Wednesday 25 November 2009

Twite appeal

Called by Druridge to chuck some twite food down on the way to work, in a hundred mile an hour gale (it felt like that anyhoo as I staggered about the paddock in my work strides lugging a bag of niger).

I've got a problem though, I reckon the black niger seed is being eaten, rather than being blown away, but as I got to work in the dark and come back in the dark and weekends are hectic with football and social functions, I can rarely get down to druridge to see if twite are coming down.

So, here's an appeal, to readers of this blog who frequent the bay, if you see twite feeding at Druridge, please let me know. The seed is being put out in the small dune paddock immediately south of the pine plantation by the entrance to the patch, some on the track and some on an area of tarmac between the track and the plantation.

So, please let me know if you see anything feeding here....Ta!

Monday 23 November 2009

WeBS Count

I didn't get my WeBS count done yesterday, so as I had today off to go an watch the toon thrash Preston NE tonight, I did the count this morning.

It was a nice, bright morning, with a 4-5 W and not too cold.

NWT have recently been installing some new sluice gates to help control water levels on the wet meadows and they appear to be working well. Both sides of the Budge fields are holding a good level of water for wildfowl. The numbers on the count therefore were quite good, teal numbered 522, wigeon 136 and shoveler 13.

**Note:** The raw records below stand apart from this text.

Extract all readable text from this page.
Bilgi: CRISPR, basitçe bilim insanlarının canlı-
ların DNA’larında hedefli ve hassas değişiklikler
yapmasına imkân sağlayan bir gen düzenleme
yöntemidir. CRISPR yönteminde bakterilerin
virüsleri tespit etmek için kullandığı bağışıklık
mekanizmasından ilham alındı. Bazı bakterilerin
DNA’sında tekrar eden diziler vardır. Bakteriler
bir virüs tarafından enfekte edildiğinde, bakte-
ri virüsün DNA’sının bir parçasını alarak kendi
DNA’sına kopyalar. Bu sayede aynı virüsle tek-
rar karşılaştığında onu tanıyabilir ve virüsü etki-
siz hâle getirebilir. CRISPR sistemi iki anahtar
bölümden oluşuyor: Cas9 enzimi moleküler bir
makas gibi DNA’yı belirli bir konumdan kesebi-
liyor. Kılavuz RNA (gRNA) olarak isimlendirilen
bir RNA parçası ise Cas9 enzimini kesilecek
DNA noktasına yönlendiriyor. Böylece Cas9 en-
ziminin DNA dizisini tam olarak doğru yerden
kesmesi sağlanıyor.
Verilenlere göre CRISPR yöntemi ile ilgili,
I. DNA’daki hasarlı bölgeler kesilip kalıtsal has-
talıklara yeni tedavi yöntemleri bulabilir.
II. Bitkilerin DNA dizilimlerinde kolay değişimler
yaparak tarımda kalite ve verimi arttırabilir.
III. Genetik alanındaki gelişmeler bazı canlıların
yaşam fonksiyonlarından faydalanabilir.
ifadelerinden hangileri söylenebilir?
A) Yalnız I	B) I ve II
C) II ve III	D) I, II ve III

new sluice - looks a bit heath robinson but is doing the job

Wet meadows looking....wet

On the big pool there were 22 whooper swan in the adjacent field, 3 little grebe and 2 coot (Now a massive scarcity at Druridge!) amongst others. A nice male sparrowhawk was sat in the bushes and female came through later pursued by an angry crow! A water rail flew out of the ditch on the track to the hides, hopefully the numbers are high this year and we might get to trap some.

grey heron and cormorant on the very unstable island

A mistle thrush flew in from the sea and plonked itself on a fencepost to rest.

Also the dog warden was on site, hopefully the dog-walking wazacks who let their hairy muts shit all over the dunes might get the message.....

Sunday 15 November 2009

packing up

Another Sunday, another huge hangover....

And not getting home til 4.30 meant no birding at Druridge today. We did go down to Druridge though, chucked some twite food down and packed the ringing site up, taking the poles away to stop them getting nicked, now that the leaves are gone from the trees, they are really obvious.

So, that's it, no more ringing til next May. Well, not quite, we are hoping the twite will find this food and we can whoosh net some of them. We might also try trapping some stonechats and thrushes and maybe even water rails over the winter.

Hopefully I might get some birding in this week, I've procured a little owl nest box, so will need to check out some sites for it.

Wednesday 11 November 2009


I am lacking a bit of it at the moment - Motivation. I did go down to Druridge on Sunday, walked along the beach looking for snow buntings, but there was way too many people there.

Walked back along the road, gave a woman with seven dogs (seven!! not one under what I would call 'close control') a bollocking for not picking up the shit, and went home after seeing very little.

I called in on Monday to chuck some twite food out for the crows and jackdaws to eat....

Off to the big smoke with work tomorrow and I gotta work Saturday, so little chance of birding this weekend.

How long is it til the spring?

Wednesday 4 November 2009

Westerlies grrrr

This morning was a lovely day to be out and about, crisp with clear blue skies after an overnight frost....Nee good for birdwatchers though!

Still my hour at Druridge this morning was better than being in the office, I started baiting up a potential new twite ringing site with some sunflower hearts and niger, it would be great to catch some of them and fathom out where our overwintering twite breed, my money is on Scandanavia, but until we can catch them and get some recoveries we will never know.

There were 4 goldcrests in the plantation but little else of note.